Sustainability and the environment are on the minds of many companies, and the financial sector has swooped in with a range of offerings to meet this demand.
Amid an ever-expanding set of "green" or sustainable financial instruments, sustainability-linked derivatives (SLDs) are gaining in profile. Rather than, say, a green bond or a carbon credit, SLDs tie the derivate’s performance to how well an entity keeps to its ESG key performance indexes (KPIs). Rather than create proceeds to fund a sustainable project, the SLD incentivizes adhering to ESG KPIs.
According to the International Swaps and Derivatives Association (ISDA) in Sustainability-linked Derivatives: Where to Begin?, SLDs are a new addition to the market. The first SLD was traded in August 2019 between SBM Offshore and ING to hedge the interest rate risk of SBM’s $1 billion, five-year floating rate revolving credit facility.
In Canada, Bell announced it entered its first SLD in late May, becoming one of the first Canadian companies to publicize trading such a derivative.
What is a sustainability-linked derivative?
A sustainability-linked derivative is described as “an ESG overlay added to a conventional derivative such as an interest rate or cross-currency swap,” by the ISDA.
The overlay usually takes the form of an “ESG target that is applied to one or both counter-parties, measured using KPIs that monitor performance against particular ESG metrics such as levels of greenhouse gas emissions or gender diversity in a workforce.”

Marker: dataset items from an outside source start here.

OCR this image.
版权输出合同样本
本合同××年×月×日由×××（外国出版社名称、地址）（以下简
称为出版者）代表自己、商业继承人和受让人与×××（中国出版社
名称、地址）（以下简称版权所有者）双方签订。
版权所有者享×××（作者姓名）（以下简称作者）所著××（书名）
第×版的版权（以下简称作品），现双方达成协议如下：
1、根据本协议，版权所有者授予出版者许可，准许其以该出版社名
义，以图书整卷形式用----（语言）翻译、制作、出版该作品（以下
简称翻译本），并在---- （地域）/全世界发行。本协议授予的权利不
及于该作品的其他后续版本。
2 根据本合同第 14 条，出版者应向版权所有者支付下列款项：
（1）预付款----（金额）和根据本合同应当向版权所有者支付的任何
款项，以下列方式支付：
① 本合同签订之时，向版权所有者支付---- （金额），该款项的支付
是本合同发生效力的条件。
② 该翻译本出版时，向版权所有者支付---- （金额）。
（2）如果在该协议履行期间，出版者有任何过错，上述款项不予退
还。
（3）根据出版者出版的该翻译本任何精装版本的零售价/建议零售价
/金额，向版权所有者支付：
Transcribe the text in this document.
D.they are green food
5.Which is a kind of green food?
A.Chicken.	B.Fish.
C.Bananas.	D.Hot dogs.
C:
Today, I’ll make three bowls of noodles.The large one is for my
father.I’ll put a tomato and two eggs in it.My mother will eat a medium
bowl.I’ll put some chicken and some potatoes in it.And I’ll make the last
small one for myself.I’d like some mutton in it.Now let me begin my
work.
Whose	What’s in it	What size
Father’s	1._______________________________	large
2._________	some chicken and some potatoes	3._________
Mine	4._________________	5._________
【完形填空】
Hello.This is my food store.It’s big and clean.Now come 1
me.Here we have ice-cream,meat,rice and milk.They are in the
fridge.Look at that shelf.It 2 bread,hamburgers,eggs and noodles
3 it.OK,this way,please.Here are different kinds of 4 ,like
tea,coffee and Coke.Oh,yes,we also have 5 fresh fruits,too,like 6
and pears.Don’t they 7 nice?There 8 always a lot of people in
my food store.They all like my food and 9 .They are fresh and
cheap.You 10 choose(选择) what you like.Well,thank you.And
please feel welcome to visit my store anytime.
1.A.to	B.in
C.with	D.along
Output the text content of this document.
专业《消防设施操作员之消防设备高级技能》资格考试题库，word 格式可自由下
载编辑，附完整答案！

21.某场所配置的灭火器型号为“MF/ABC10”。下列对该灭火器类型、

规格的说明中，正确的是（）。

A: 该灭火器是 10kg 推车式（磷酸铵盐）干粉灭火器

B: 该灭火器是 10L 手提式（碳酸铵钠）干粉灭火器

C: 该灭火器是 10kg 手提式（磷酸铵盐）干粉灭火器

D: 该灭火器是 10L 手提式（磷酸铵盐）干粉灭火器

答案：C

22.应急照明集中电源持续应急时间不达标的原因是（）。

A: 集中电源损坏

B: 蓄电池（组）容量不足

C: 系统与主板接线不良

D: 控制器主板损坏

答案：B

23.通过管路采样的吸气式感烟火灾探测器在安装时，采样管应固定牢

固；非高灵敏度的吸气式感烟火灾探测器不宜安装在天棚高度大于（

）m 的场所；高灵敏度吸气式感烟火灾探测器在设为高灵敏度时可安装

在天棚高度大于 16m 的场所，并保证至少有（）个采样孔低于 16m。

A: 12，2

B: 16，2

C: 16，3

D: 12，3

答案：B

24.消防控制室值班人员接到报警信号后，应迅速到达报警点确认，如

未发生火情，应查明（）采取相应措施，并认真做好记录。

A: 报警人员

There is a great deal of flexibility with a sustainability-linked derivative as there is no universal template.
This ESG overlay can take the form of an adjustment to cashflows depending on whether the ESG target is met, which means a counter-party pays more if it fails to meet the target and pays less if it meets the target. There is also the inclusion of an obligation for the buy-side counter-party to make a charitable donation to a sustainable project if the entity does not meet its ESG target.
Telecom firm Bell Canada's first SLD was launched with a release saying it will be tied to its Science Based Targets initiative of reducing operational greenhouse gas emissions by 58 per cent by 2030.
Bell did not disclose the size of the SLD.
The operational emissions target will be set as Bell’s Sustainability Performance Target (SPT) for the sustainability-linked derivative, tying its performance to the financial cost. The SPT will be measured in 2030.
Scotiabank and TD Securities acted as lead sustainability structuring advisors and swap arrangers for the transaction. BMO Capital Markets was sustainability advisor, and CIBC Capital Markets, Desjardins Securities, National Bank Financial Markets, RBC Capital Markets and Wells Fargo were sustainability swap providers.
Bell has made other sustainable finance moves, such as BCE's Sustainable Financing Framework, a $500-million sustainability bond and converting $3.5 billion committed credit facilities to a sustainability-linked loan in November 2022.
Bell declined to provide any further details when contacted by SustainableBiz.
Why choose SLDs?
There are an array of reasons why firms and investors would be interested in SLDs.
ISDA says a buy-side counter-party would be enticed because environmental issues are becoming a key focus for corporations, so SLDs can keep them accountable with a financial incentive to meeting their ESG KPIs.
Sustainability-linked derivatives can also be a good first step to companies looking to add ESG features to their transactions, obtain feedback on their ESG strategies, and offer a potentially preferable rate to business-as-usual transactions if ESG targets are met.
On the sell-side, SLDs are a “a relatively straightforward way to increase ESG market profile by building an ESG overlay into a derivative product that may already be offered,” ISDA writes, while also supporting a counter-party’s ESG targets. Sell-side counter-parties may also face further pressure to offer SLDs due to rising competition.
The risks of SLDs
Like most sustainable finance instruments, SLDs have raised concerns. A key worry is their potential to be used for greenwashing.
As a solution, ISDA lists remedies such as jurisdictions preventing mislabelling, ensuring the ESG key performance indicators are relevant and ambitious, and that the KPIs be monitored rigorously with independent verifiers.
Industry figures quoted by the International Financing Review stressed the need for concrete standards and best practices.